Mindestens ein Todesopfer bei Absturz von DHL-Frachtflugzeug in Litauen
Mindestens ein Todesopfer bei Absturz von DHL-Frachtflugzeug in Litauen / Foto: © AFP

Beim Absturz eines Frachtflugzeugs des deutschen Paketdienstleisters DHL in Litauen ist mindestens ein Mensch ums Leben gekommen.
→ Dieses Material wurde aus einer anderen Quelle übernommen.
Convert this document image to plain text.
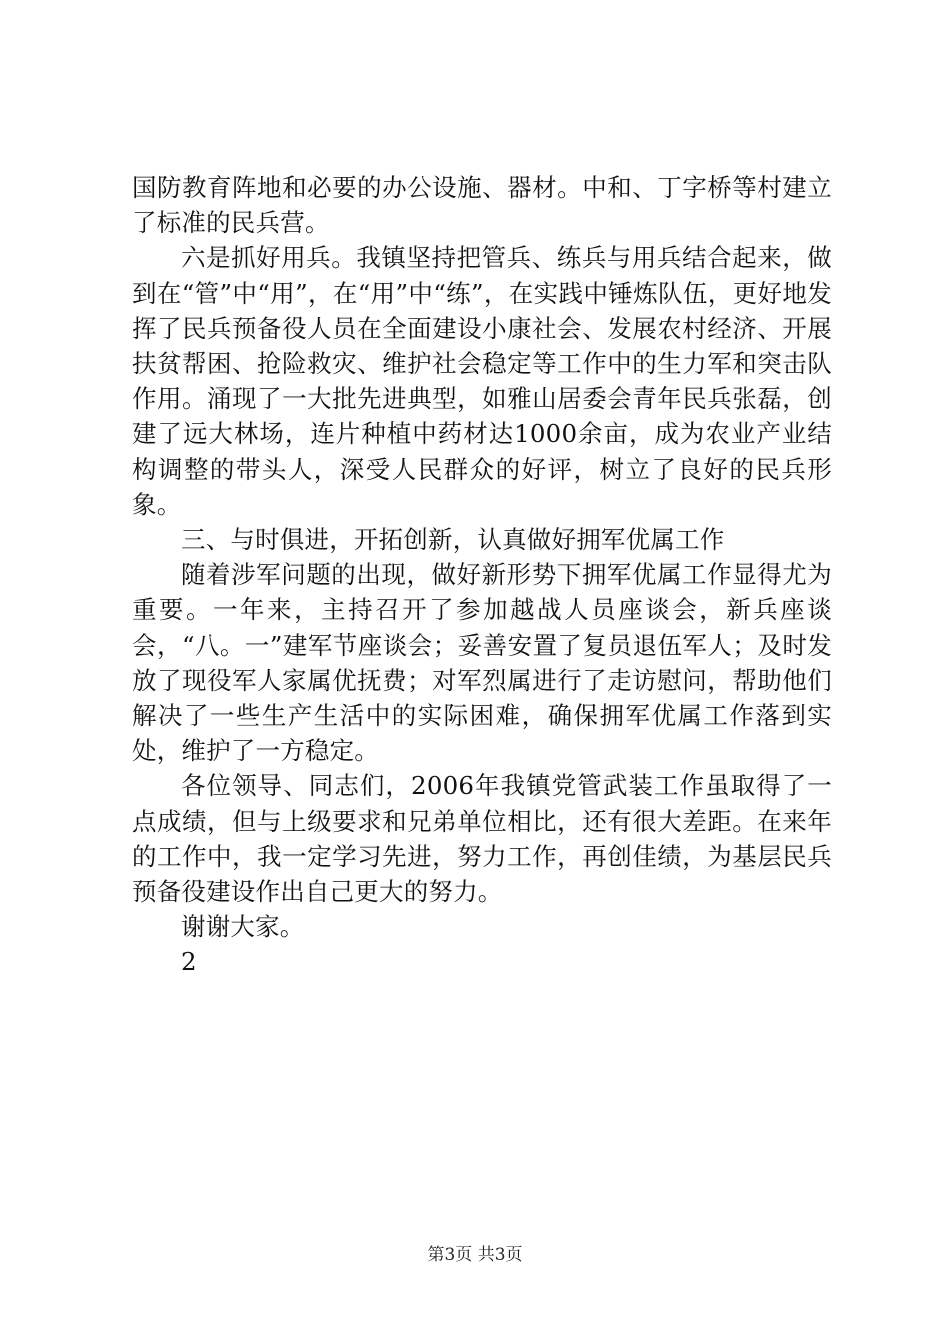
国防教育阵地和必要的办公设施、器材。中和、丁字桥等村建立了标准的民兵营。

六是抓好用兵。我镇坚持把管兵、练兵与用兵结合起来，做到在“管”中“用”，在“用”中“练”，在实践中锤炼队伍，更好地发挥了民兵预备役人员在全面建设小康社会、发展农村经济、开展扶贫帮困、抢险救灾、维护社会稳定等工作中的生力军和突击队作用。涌现了一大批先进典型，如雅山居委会青年民兵张磊，创建了远大林场，连片种植中药材达1000余亩，成为农业产业结构调整的带头人，深受人民群众的好评，树立了良好的民兵形象。

三、与时俱进，开拓创新，认真做好拥军优属工作

随着涉军问题的出现，做好新形势下拥军优属工作显得尤为重要。一年来，主持召开了参加越战人员座谈会，新兵座谈会，“八。一”建军节座谈会；妥善安置了复员退伍军人；及时发放了现役军人家属优抚费；对军烈属进行了走访慰问，帮助他们解决了一些生产生活中的实际困难，确保拥军优属工作落到实处，维护了一方稳定。

各位领导、同志们，2006年我镇党管武装工作虽取得了一点成绩，但与上级要求和兄弟单位相比，还有很大差距。在来年的工作中，我一定学习先进，努力工作，再创佳绩，为基层民兵预备役建设作出自己更大的努力。

谢谢大家。

2

第3页 共3页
Nach Angaben von DHL stürzte die aus Leipzig kommende Maschine am frühen Montagmorgen bei einer Notlandung rund einen Kilometer vor dem Flughafen der Hauptstadt Vilnius ab. Die litauischen Behörden schlossen einen terroristischen Hintergrund nicht aus. Vor einem Monat hatte der deutsche Verfassungsschutz berichtet, dass Deutschland bei einem womöglich von Russland initiierten Brand eines Luftfrachtpakets nur knapp einem Flugzeugabsturz entgangen sei.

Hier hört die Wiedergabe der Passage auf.